それはとても便利です。しかし、今後のヒューマノイドロボットとの対話に求めているのは、AIから「正解」を教えてもらうことだけではないように感じます。むしろ、AIという「自分とは全く違う存在」を鏡にして、自分の中に眠っていた「本当の想い」を自分自身で掘り起こしたい——そのプロセスそのものを大切にしたいと考えています。
「正解」だけではたどり着けない、心の奥深さ
現在のAIは、膨大なデータから「もっともらしい答え」を導き出すことに長けています。しかし、自分探しの旅において、誰かが作った「正解」を提示されることほど、つまらないことはありません。

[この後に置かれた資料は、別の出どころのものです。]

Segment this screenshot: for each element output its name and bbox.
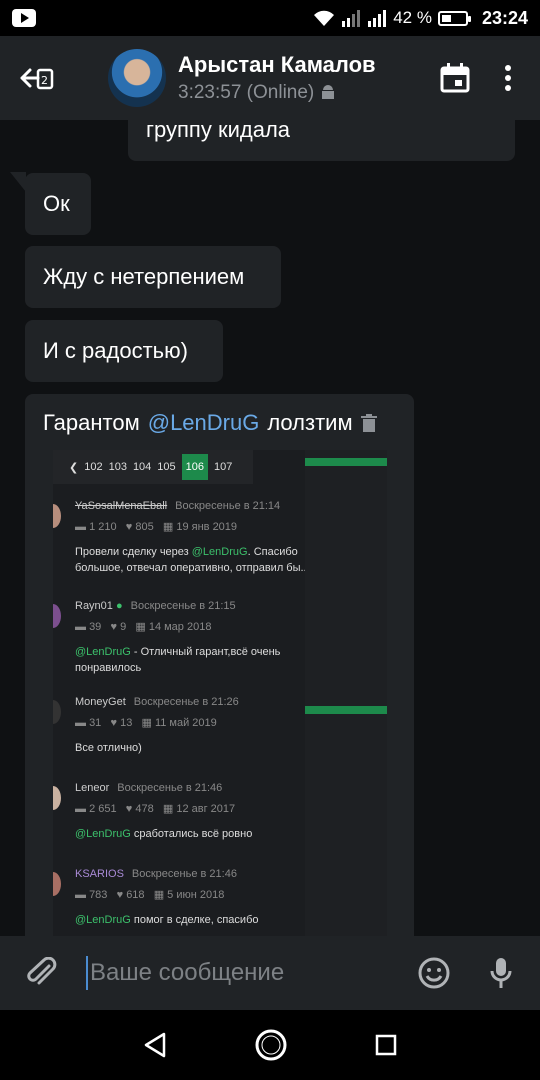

なぜなら、私たちの決断や情熱の源は、きれいなデータではなく、もっと泥臭い経験や言葉にできない心の揺れにあるからです。AIには「個人の痛み」や「譲れない美学」といった生身の体験が今はありません。だからこそ、AIが完璧な答えを出そうとするほど、私たちの心の中の本音からは遠ざかってしまう。この「難しさ」こそが、私たちがテクノロジーと向き合う上での面白い挑戦だと感じています。
AIを「答えを出す道具」から「心を引き出す鏡」へ
私たちが目指すのは、AIを単なる「便利な物知り博士」にすることではありません。そうではなく、たどたどしい言葉やまとまらない感情をそのまま受け止め、反射してくれる「静かな鏡」のような存在にすることです。
ロボットと対話を重ねる中で、「あ、私はいま、こんな言葉を使っているんだ」「こんな話をしている時、自分はワクワクしているな」という気づきが生まれます。AIに「あなたの答えはこれですよ」と言わせるのではなく、対話を通じて私たち自身が「あ、これが私の言いたかったことだ!」と発見する。その瞬間、AIはただの機械を超えて、「まだ見ぬ自分」を引き出してくれる最高のパートナーになると私は信じています。
効率の向こう側にある、人間臭い未来
効率や正しさだけを追い求めるなら、AIに全て任せればいいかもしれません。しかし、「なぜそれをやっているのか」という情熱や目的は、血の通った私たち人間にしか語れないものです。
不格好でもいい。迷っていてもいい。そんな人間臭い部分を、ロボットという新しい仲間と一緒に面白がれる未来を作りたい——完璧なAIではなく、人間がもっと自分自身にワクワクできるテクノロジー。
そんな温かい景色を、私たちは皆さんと一緒に描いていきたいと思っています。